Weeks pass and I am still receiving the work from other offices. After contacting the offending office I get a call from the higher supervisor. This supervisor will not speak with me but requests to speak with my direct supervisor. I hear part of the conversation and my immediate supervisor is “throwing me under the bus,” telling the higher supervisor that we’ve always taken care of everyone’s paperwork and we can continue doing so. My supervisor made it seem like he did not believe it when I told him weeks ago about the policy change that this higher supervisor made.
After the phone call, I am called into the office and told this:
Per the higher supervisor, it is fine that the few offices that are doing their own work do so if they choose to.
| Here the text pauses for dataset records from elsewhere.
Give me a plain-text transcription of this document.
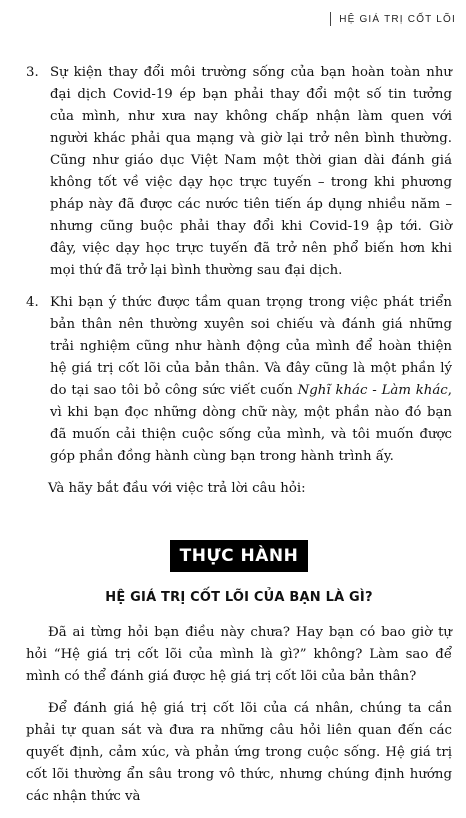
HỆ GIÁ TRỊ CỐT LÕI
3. Sự kiện thay đổi môi trường sống của bạn hoàn toàn như đại dịch Covid-19 ép bạn phải thay đổi một số tin tưởng của mình, như xưa nay không chấp nhận làm quen với người khác phải qua mạng và giờ lại trở nên bình thường. Cũng như giáo dục Việt Nam một thời gian dài đánh giá không tốt về việc dạy học trực tuyến – trong khi phương pháp này đã được các nước tiên tiến áp dụng nhiều năm – nhưng cũng buộc phải thay đổi khi Covid-19 ập tới. Giờ đây, việc dạy học trực tuyến đã trở nên phổ biến hơn khi mọi thứ đã trở lại bình thường sau đại dịch.
4. Khi bạn ý thức được tầm quan trọng trong việc phát triển bản thân nên thường xuyên soi chiếu và đánh giá những trải nghiệm cũng như hành động của mình để hoàn thiện hệ giá trị cốt lõi của bản thân. Và đây cũng là một phần lý do tại sao tôi bỏ công sức viết cuốn Nghĩ khác - Làm khác, vì khi bạn đọc những dòng chữ này, một phần nào đó bạn đã muốn cải thiện cuộc sống của mình, và tôi muốn được góp phần đồng hành cùng bạn trong hành trình ấy.

Và hãy bắt đầu với việc trả lời câu hỏi:

THỰC HÀNH
HỆ GIÁ TRỊ CỐT LÕI CỦA BẠN LÀ GÌ?

Đã ai từng hỏi bạn điều này chưa? Hay bạn có bao giờ tự hỏi “Hệ giá trị cốt lõi của mình là gì?” không? Làm sao để mình có thể đánh giá được hệ giá trị cốt lõi của bản thân?

Để đánh giá hệ giá trị cốt lõi của cá nhân, chúng ta cần phải tự quan sát và đưa ra những câu hỏi liên quan đến các quyết định, cảm xúc, và phản ứng trong cuộc sống. Hệ giá trị cốt lõi thường ẩn sâu trong vô thức, nhưng chúng định hướng các nhận thức và
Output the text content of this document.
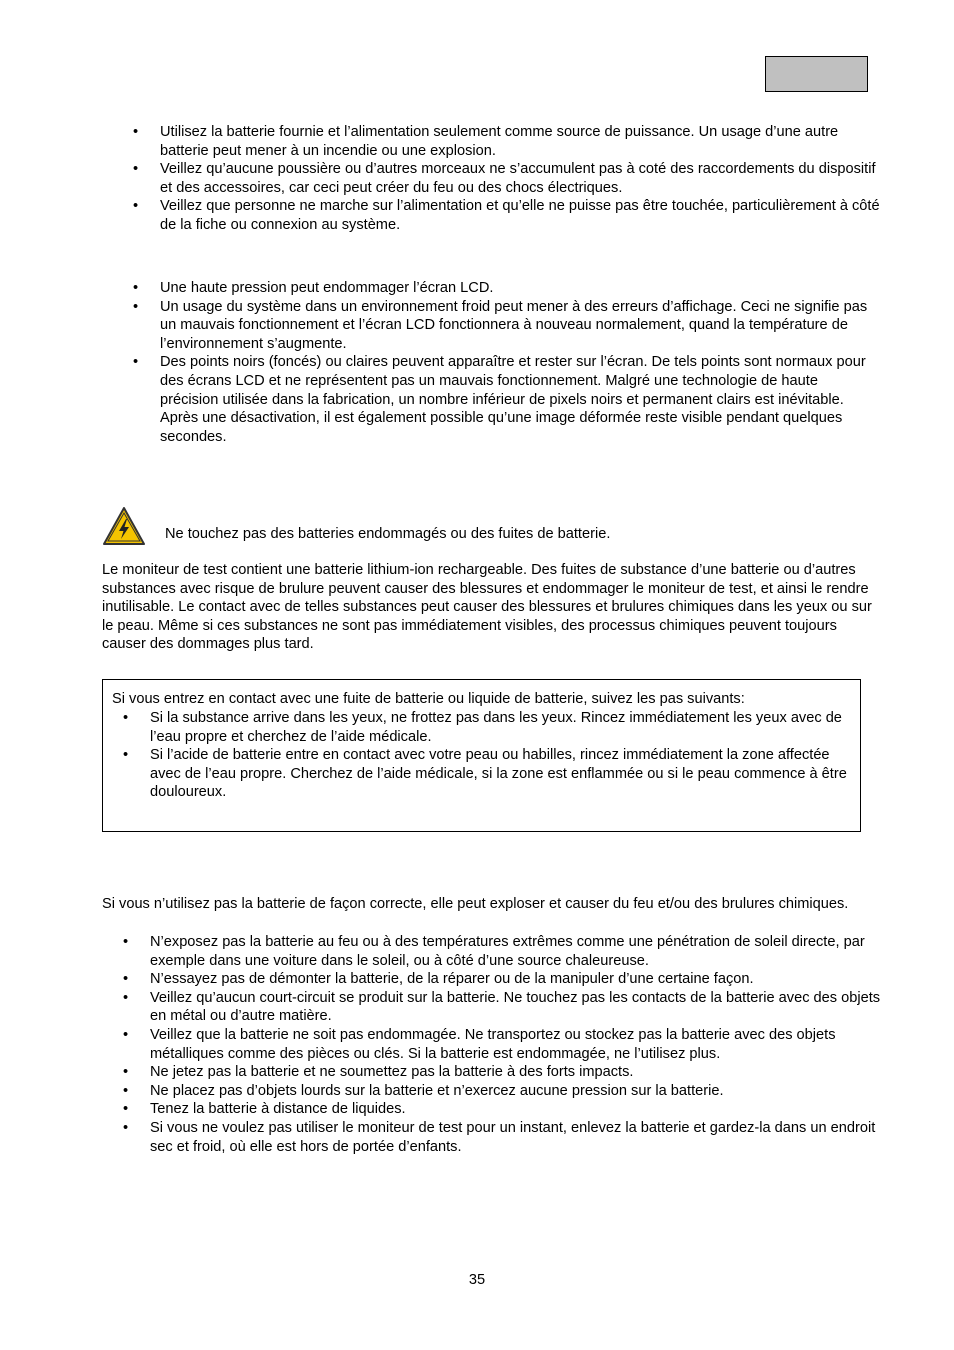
• Utilisez la batterie fournie et l’alimentation seulement comme source de puissance. Un usage d’une autre batterie peut mener à un incendie ou une explosion.
• Veillez qu’aucune poussière ou d’autres morceaux ne s’accumulent pas à coté des raccordements du dispositif et des accessoires, car ceci peut créer du feu ou des chocs électriques.
• Veillez que personne ne marche sur l’alimentation et qu’elle ne puisse pas être touchée, particulièrement à côté de la fiche ou connexion au système.
• Une haute pression peut endommager l’écran LCD.
• Un usage du système dans un environnement froid peut mener à des erreurs d’affichage. Ceci ne signifie pas un mauvais fonctionnement et l’écran LCD fonctionnera à nouveau normalement, quand la température de l’environnement s’augmente.
• Des points noirs (foncés) ou claires peuvent apparaître et rester sur l’écran. De tels points sont normaux pour des écrans LCD et ne représentent pas un mauvais fonctionnement. Malgré une technologie de haute précision utilisée dans la fabrication, un nombre inférieur de pixels noirs et permanent clairs est inévitable. Après une désactivation, il est également possible qu’une image déformée reste visible pendant quelques secondes.

Ne touchez pas des batteries endommagés ou des fuites de batterie.

Le moniteur de test contient une batterie lithium-ion rechargeable. Des fuites de substance d’une batterie ou d’autres substances avec risque de brulure peuvent causer des blessures et endommager le moniteur de test, et ainsi le rendre inutilisable. Le contact avec de telles substances peut causer des blessures et brulures chimiques dans les yeux ou sur le peau. Même si ces substances ne sont pas immédiatement visibles, des processus chimiques peuvent toujours causer des dommages plus tard.

Si vous entrez en contact avec une fuite de batterie ou liquide de batterie, suivez les pas suivants:

• Si la substance arrive dans les yeux, ne frottez pas dans les yeux. Rincez immédiatement les yeux avec de l’eau propre et cherchez de l’aide médicale.
• Si l’acide de batterie entre en contact avec votre peau ou habilles, rincez immédiatement la zone affectée avec de l’eau propre. Cherchez de l’aide médicale, si la zone est enflammée ou si le peau commence à être douloureux.

Si vous n’utilisez pas la batterie de façon correcte, elle peut exploser et causer du feu et/ou des brulures chimiques.

• N’exposez pas la batterie au feu ou à des températures extrêmes comme une pénétration de soleil directe, par exemple dans une voiture dans le soleil, ou à côté d’une source chaleureuse.
• N’essayez pas de démonter la batterie, de la réparer ou de la manipuler d’une certaine façon.
• Veillez qu’aucun court-circuit se produit sur la batterie. Ne touchez pas les contacts de la batterie avec des objets en métal ou d’autre matière.
• Veillez que la batterie ne soit pas endommagée. Ne transportez ou stockez pas la batterie avec des objets métalliques comme des pièces ou clés. Si la batterie est endommagée, ne l’utilisez plus.
• Ne jetez pas la batterie et ne soumettez pas la batterie à des forts impacts.
• Ne placez pas d’objets lourds sur la batterie et n’exercez aucune pression sur la batterie.
• Tenez la batterie à distance de liquides.
• Si vous ne voulez pas utiliser le moniteur de test pour un instant, enlevez la batterie et gardez-la dans un endroit sec et froid, où elle est hors de portée d’enfants.
35
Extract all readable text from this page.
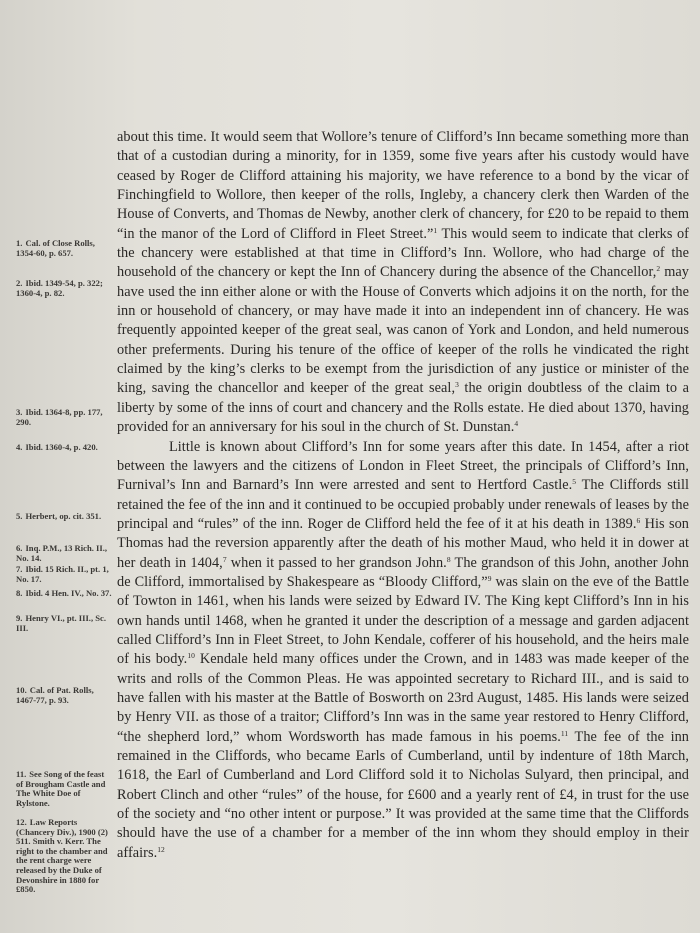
about this time. It would seem that Wollore’s tenure of Clifford’s Inn became something more than that of a custodian during a minority, for in 1359, some five years after his custody would have ceased by Roger de Clifford attaining his majority, we have reference to a bond by the vicar of Finchingfield to Wollore, then keeper of the rolls, Ingleby, a chancery clerk then Warden of the House of Converts, and Thomas de Newby, another clerk of chancery, for £20 to be repaid to them “in the manor of the Lord of Clifford in Fleet Street.”$^1$ This would seem to indicate that clerks of the chancery were established at that time in Clifford’s Inn. Wollore, who had charge of the household of the chancery or kept the Inn of Chancery during the absence of the Chancellor,$^2$ may have used the inn either alone or with the House of Converts which adjoins it on the north, for the inn or household of chancery, or may have made it into an independent inn of chancery. He was frequently appointed keeper of the great seal, was canon of York and London, and held numerous other preferments. During his tenure of the office of keeper of the rolls he vindicated the right claimed by the king’s clerks to be exempt from the jurisdiction of any justice or minister of the king, saving the chancellor and keeper of the great seal,$^3$ the origin doubtless of the claim to a liberty by some of the inns of court and chancery and the Rolls estate. He died about 1370, having provided for an anniversary for his soul in the church of St. Dunstan.$^4$

Little is known about Clifford’s Inn for some years after this date. In 1454, after a riot between the lawyers and the citizens of London in Fleet Street, the principals of Clifford’s Inn, Furnival’s Inn and Barnard’s Inn were arrested and sent to Hertford Castle.$^5$ The Cliffords still retained the fee of the inn and it continued to be occupied probably under renewals of leases by the principal and “rules” of the inn. Roger de Clifford held the fee of it at his death in 1389.$^6$ His son Thomas had the reversion apparently after the death of his mother Maud, who held it in dower at her death in 1404,$^7$ when it passed to her grandson John.$^8$ The grandson of this John, another John de Clifford, immortalised by Shakespeare as “Bloody Clifford,”$^9$ was slain on the eve of the Battle of Towton in 1461, when his lands were seized by Edward IV. The King kept Clifford’s Inn in his own hands until 1468, when he granted it under the description of a message and garden adjacent called Clifford’s Inn in Fleet Street, to John Kendale, cofferer of his household, and the heirs male of his body.$^{10}$ Kendale held many offices under the Crown, and in 1483 was made keeper of the writs and rolls of the Common Pleas. He was appointed secretary to Richard III., and is said to have fallen with his master at the Battle of Bosworth on 23rd August, 1485. His lands were seized by Henry VII. as those of a traitor; Clifford’s Inn was in the same year restored to Henry Clifford, “the shepherd lord,” whom Wordsworth has made famous in his poems.$^{11}$ The fee of the inn remained in the Cliffords, who became Earls of Cumberland, until by indenture of 18th March, 1618, the Earl of Cumberland and Lord Clifford sold it to Nicholas Sulyard, then principal, and Robert Clinch and other “rules” of the house, for £600 and a yearly rent of £4, in trust for the use of the society and “no other intent or purpose.” It was provided at the same time that the Cliffords should have the use of a chamber for a member of the inn whom they should employ in their affairs.$^{12}$

1. Cal. of Close Rolls, 1354-60, p. 657.
2. Ibid. 1349-54, p. 322; 1360-4, p. 82.
3. Ibid. 1364-8, pp. 177, 290.
4. Ibid. 1360-4, p. 420.
5. Herbert, op. cit. 351.
6. Inq. P.M., 13 Rich. II., No. 14.
7. Ibid. 15 Rich. II., pt. 1, No. 17.
8. Ibid. 4 Hen. IV., No. 37.
9. Henry VI., pt. III., Sc. III.
10. Cal. of Pat. Rolls, 1467-77, p. 93.
11. See Song of the feast of Brougham Castle and The White Doe of Rylstone.
12. Law Reports (Chancery Div.), 1900 (2) 511. Smith v. Kerr. The right to the chamber and the rent charge were released by the Duke of Devonshire in 1880 for £850.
However, for the offices that are sending work to me, I am not allowed to question it and if they send it to me that I “have to do the work if they do not want to.” I was also told that the higher supervisor does not remember ever instating the new policy and that I shouldn’t be questioning anyone if they give me work, even if it is not my work to do because it is not my place to question things.
I feel very defeated right now. This is not the first time I have been “thrown under the bus,” talked down to, or basically accused up creating my own polices. I am constantly trying to make the office run more smoothly and save the company money where I can and I am always “slapped in the face” for it.
My immediate manager does not stand up for me and allows anyone and everyone to give me their own work, even though he knows it should be theirs to do. I question why I’m given more and more work when others have nothing to do and I’m told that “it is now my job to do XYZ.” I feel used and abused. I have a hard time distinguishing what is normal since I’ve been here so long.
Is this like it is in every workplace?
Is this normal behavior for supervisors in an office setting?
Am I really being abused like I feel or am I just too sensitive?
Please, let me know of your experiences. I’m at my wits end.